South Africa Assesses Progress in Fight Against AIDS


28 November 2010

Photo: AP
The silhouette of an 18-year-old South African orphan, whose mother died of AIDS when he was 14 (file photo)

International AIDS Day provides an opportunity to examine the efforts to combat the deadly virus that attacks the human immune system. In South Africa, whose 5.7 million HIV victims make it the most affected country in the world, officials and activists are assessing an ambitious campaign launched by the government on AIDS Day (Dec 1st) last year.

South Africa's President Jacob Zuma one year ago announced what he called a new era in his government's fight against the HIV/AIDS virus.

"To take our response a step forward, we are launching a massive campaign to mobilize all South Africans to get tested for HIV. Every South African should know his or her HIV status."

Mr. Zuma said 15 million people would be tested for HIV in the next year, treatment programs would be expanded and a major prevention campaign would be launched.

He also called for a change of attitude toward the disease. "Let there be no more shame, no more blame, no more discrimination and no more stigma. Let the politicization and endless debates about HIV and AIDS stop," said Zuma.

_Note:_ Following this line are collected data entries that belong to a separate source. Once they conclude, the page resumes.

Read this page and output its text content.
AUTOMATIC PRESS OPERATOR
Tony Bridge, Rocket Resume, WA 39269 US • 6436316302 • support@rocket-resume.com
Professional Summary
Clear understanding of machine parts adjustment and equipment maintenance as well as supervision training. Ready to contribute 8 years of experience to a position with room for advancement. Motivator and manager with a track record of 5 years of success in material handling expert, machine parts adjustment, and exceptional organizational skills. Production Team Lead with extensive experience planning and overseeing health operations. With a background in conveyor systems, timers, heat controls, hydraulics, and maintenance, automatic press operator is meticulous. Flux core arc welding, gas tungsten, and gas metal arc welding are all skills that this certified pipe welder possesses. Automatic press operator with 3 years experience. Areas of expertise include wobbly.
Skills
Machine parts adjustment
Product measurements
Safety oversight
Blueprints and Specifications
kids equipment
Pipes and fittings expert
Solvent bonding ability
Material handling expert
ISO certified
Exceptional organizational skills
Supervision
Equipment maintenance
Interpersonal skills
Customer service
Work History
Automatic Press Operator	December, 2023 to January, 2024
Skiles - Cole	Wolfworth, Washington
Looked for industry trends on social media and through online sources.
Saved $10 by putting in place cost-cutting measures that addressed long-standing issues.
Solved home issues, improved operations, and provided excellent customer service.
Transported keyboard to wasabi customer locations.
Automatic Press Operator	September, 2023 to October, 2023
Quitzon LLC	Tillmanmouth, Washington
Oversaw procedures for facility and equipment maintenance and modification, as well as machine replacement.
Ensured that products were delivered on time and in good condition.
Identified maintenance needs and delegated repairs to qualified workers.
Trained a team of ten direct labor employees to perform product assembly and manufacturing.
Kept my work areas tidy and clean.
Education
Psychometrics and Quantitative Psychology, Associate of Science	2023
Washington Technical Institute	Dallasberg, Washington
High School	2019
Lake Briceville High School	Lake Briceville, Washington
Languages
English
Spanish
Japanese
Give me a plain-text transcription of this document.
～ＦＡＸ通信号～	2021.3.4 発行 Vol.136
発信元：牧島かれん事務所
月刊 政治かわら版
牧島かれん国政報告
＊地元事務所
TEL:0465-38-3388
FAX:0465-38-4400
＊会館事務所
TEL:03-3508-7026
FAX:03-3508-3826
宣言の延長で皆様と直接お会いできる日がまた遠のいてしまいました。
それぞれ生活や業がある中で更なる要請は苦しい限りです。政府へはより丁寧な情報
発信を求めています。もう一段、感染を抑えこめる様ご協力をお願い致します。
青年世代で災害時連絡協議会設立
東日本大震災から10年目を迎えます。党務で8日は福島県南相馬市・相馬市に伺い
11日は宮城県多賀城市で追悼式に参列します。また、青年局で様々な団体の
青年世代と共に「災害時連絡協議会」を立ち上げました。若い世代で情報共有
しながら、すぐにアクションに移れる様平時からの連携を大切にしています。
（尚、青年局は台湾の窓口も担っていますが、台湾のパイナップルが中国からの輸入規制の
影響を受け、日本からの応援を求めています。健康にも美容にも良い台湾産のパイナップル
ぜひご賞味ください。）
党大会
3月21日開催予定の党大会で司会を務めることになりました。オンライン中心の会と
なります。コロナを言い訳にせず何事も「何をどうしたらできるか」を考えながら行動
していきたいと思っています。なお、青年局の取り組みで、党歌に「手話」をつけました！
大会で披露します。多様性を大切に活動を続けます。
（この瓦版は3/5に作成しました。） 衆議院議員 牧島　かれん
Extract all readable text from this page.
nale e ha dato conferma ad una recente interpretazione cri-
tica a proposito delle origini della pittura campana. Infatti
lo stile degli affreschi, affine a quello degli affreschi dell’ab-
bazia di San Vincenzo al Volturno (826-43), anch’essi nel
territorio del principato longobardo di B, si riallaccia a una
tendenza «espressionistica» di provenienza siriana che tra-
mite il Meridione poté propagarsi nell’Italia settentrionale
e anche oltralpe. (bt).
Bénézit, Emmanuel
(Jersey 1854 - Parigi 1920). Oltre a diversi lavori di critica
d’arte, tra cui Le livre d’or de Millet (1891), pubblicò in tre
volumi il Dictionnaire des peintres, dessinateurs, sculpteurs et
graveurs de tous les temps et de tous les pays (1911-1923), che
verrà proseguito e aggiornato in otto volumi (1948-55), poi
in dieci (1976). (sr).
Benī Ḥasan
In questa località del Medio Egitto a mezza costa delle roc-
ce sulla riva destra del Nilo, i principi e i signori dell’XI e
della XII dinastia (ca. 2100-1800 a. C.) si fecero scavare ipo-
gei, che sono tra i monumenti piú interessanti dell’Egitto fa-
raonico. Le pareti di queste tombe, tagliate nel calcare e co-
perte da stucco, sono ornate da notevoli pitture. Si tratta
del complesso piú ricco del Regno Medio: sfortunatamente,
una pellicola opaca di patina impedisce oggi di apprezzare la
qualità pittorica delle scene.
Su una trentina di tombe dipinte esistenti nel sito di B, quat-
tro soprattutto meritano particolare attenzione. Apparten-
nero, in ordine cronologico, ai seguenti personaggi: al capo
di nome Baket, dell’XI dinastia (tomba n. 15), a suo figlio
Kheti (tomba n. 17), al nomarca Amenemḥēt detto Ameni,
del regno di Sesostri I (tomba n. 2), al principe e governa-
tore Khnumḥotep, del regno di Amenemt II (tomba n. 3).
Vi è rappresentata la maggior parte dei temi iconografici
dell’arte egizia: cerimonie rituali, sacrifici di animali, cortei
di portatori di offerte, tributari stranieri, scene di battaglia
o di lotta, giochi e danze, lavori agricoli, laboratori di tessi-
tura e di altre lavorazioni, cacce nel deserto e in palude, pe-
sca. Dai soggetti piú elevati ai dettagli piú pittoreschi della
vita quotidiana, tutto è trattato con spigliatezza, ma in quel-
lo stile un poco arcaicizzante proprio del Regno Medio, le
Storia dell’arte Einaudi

This represented a dramatic shift in policy from the previous government (of Thabo Mbeki) which downplayed the seriousness of the epidemic. Critics said it caused hundreds of thousands of needless deaths.

AIDS activist Mark Heywood is deputy chairman of South Africa's National AIDS Council. He says nearly four million people have been tested in the past eight months and the number of people receiving treatment has doubled.

"There are many, many positives. But having stressed the positives I also want to say that HIV remains a massive challenge for this country," he said.

Heywood says HIV prevalence in South Africa has stabilized but deaths and new infection rates are largely unchanged. He blames this on a lack of resources, determination and planning.

The United Nations issued a report last week saying that, nevertheless, progress is being made across Africa where two-thirds of all HIV victims live.

The report said that in the past decade (2001 - 2009) new infections and deaths continent-wide had declined by 25 percent.

South African Deputy-Health Minister Gwen Ramakgopa called it significant progress.

"We are encouraged that particularly in sub-Saharan Africa, including in our country South Africa, we are seeing the dawn of a new era where we are starting to halt the epidemic and indeed we need to consolidate our efforts so that we can get into a phase of the reversal," she said.

But UNAIDS Regional Director Sheila Tlou said the battle was not over and warned against complacency.

"Even though the number of HIV infections is decreasing, there is still a need for prevention, because there are two new HIV infections for every one person that is put on HIV treatment," said Tlou.

Heywood believes the global fight against HIV is at a pivotal point. "Many gains of the last decade have been driven by activism, by people with HIV standing, making themselves seen, making themselves heard, by HIV being cast as a moral issue globally, as an issue of inequality. But I fear that approach has run out of steam, not that it has run out of legitimacy," he said.

Activists say global politics and economics are more complex now and they fear a loss of momentum and political commitment along with a decline in funds due to the ongoing financial crisis.